Descent: An Irresistible Tragicomedy of Everyday Life is a 2004 roman à clef by Sabrina Broadbent about a troubled marriage. The protagonist, Genevieve, is a psychiatric nurse whose husband, a filmmaker, leaves her at home while he travels the world having sexual intercourse with well-known actresses. Descent was Broadbent's debut novel and is based on her own marriage. After Descent, her next novel was You Don't Have to be Good, which also takes romantic problems as its subject. Descent was the inaugural winner of the W H Smith Raw Talent Award.
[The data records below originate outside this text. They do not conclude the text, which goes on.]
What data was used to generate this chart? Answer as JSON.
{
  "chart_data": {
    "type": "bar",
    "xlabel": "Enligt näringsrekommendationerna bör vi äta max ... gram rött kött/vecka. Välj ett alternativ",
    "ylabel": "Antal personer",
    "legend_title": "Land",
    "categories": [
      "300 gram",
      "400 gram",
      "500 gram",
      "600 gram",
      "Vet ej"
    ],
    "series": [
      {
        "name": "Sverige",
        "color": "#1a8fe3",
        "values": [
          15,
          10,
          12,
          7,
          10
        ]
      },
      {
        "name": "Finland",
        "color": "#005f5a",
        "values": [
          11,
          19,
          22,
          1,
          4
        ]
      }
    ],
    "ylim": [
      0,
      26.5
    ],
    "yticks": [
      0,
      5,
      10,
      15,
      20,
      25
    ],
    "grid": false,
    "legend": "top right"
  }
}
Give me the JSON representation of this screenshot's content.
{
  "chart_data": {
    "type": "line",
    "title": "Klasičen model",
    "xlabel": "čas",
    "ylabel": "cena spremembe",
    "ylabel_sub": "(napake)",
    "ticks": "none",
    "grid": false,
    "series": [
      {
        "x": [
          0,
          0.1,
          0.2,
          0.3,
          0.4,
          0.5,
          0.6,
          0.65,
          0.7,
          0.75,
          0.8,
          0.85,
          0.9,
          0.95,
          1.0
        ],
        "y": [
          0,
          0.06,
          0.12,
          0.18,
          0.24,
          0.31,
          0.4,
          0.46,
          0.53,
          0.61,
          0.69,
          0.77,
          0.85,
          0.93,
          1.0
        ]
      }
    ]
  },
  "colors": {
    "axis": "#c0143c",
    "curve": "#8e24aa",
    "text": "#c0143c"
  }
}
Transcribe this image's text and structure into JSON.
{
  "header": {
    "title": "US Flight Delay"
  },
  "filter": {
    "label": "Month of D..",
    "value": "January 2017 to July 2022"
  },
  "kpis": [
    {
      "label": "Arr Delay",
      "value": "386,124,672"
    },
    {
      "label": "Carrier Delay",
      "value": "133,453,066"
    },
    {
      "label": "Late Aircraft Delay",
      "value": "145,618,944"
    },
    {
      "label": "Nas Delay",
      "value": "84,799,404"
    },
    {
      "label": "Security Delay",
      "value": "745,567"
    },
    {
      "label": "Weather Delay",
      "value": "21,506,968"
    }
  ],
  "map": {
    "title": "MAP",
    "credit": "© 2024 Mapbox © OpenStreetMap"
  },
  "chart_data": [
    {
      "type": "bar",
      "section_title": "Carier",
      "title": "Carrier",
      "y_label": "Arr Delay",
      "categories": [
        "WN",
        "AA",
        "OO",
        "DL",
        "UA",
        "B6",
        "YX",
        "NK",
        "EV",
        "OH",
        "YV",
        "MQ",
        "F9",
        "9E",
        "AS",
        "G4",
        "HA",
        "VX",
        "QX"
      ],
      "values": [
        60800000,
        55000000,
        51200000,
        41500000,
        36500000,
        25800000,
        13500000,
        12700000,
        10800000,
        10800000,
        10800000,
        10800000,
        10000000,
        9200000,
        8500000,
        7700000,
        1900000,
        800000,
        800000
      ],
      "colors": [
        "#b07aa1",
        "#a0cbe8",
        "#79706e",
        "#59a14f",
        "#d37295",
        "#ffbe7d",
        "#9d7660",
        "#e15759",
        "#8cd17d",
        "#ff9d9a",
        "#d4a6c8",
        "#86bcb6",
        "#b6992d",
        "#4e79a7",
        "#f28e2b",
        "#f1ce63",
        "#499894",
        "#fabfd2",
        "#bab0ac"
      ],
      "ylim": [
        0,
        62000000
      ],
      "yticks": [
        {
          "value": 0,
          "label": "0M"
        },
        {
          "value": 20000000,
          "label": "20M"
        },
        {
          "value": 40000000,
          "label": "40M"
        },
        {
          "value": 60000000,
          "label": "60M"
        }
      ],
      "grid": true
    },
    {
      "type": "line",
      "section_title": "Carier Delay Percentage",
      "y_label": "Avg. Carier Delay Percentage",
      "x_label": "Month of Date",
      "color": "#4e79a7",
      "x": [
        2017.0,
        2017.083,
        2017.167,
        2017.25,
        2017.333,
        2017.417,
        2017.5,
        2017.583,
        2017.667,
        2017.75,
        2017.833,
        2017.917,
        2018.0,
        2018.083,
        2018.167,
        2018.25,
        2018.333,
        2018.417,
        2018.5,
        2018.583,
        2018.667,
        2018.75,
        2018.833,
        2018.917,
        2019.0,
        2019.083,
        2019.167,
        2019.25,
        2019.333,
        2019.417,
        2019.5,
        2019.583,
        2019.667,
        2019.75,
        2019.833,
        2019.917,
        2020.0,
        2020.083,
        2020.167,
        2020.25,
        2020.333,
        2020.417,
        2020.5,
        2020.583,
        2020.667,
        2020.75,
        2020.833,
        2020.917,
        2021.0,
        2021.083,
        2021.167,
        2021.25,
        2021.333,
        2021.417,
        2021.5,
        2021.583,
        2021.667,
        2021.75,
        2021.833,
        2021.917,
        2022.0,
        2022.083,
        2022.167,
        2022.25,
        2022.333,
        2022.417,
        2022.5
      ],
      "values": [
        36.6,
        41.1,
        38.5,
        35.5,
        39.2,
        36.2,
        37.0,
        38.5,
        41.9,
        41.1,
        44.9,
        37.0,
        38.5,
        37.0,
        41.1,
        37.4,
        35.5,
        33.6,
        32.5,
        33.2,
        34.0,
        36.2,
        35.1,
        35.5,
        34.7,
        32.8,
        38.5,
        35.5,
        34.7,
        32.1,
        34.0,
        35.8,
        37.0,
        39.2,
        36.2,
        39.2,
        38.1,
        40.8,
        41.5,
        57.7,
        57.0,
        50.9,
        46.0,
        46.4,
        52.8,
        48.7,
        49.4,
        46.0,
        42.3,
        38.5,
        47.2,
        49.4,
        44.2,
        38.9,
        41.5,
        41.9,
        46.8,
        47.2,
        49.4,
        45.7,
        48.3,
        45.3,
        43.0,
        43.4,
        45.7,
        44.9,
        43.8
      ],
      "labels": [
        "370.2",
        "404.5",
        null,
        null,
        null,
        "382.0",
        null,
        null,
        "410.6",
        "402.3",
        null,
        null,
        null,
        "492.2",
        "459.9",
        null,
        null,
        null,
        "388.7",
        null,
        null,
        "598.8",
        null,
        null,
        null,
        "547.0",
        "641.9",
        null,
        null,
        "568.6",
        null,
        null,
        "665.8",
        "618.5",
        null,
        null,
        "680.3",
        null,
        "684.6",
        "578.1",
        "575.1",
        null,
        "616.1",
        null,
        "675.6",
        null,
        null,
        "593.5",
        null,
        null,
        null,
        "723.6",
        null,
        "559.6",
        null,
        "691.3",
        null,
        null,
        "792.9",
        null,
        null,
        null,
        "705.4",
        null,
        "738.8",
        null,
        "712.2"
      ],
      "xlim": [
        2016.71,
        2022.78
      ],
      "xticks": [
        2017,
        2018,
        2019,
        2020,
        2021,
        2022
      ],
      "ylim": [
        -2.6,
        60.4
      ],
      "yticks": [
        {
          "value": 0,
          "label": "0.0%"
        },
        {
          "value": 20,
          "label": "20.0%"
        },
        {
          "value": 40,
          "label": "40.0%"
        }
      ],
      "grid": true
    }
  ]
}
Stephen Rodrick of The New York Times called Descent "a touching, smart novel."

==Background==
The novel is based on Broadbent's previous marriage. Broadbent had been married to Michael Winterbottom and had had two daughters with him, but the couple divorced; Andrew Eaton suggested that Winterbottom went on to reflect the family's life in fiction as well, in the film Genova, although Winterbottom denied this claim. As an autobiographical novel, Descent specifically documents the deterioration of Broadbent's marriage to Winterbottom as a result of his long work-related absences. Broadbent began writing the novel at age 49, after taking a Jacksons Lane course in creative writing. In relation to Descent, Broadbent said, "I didn't really set out to write a novel... I was writing about a woman who gets to that point in her life that everything seems to be collapsing."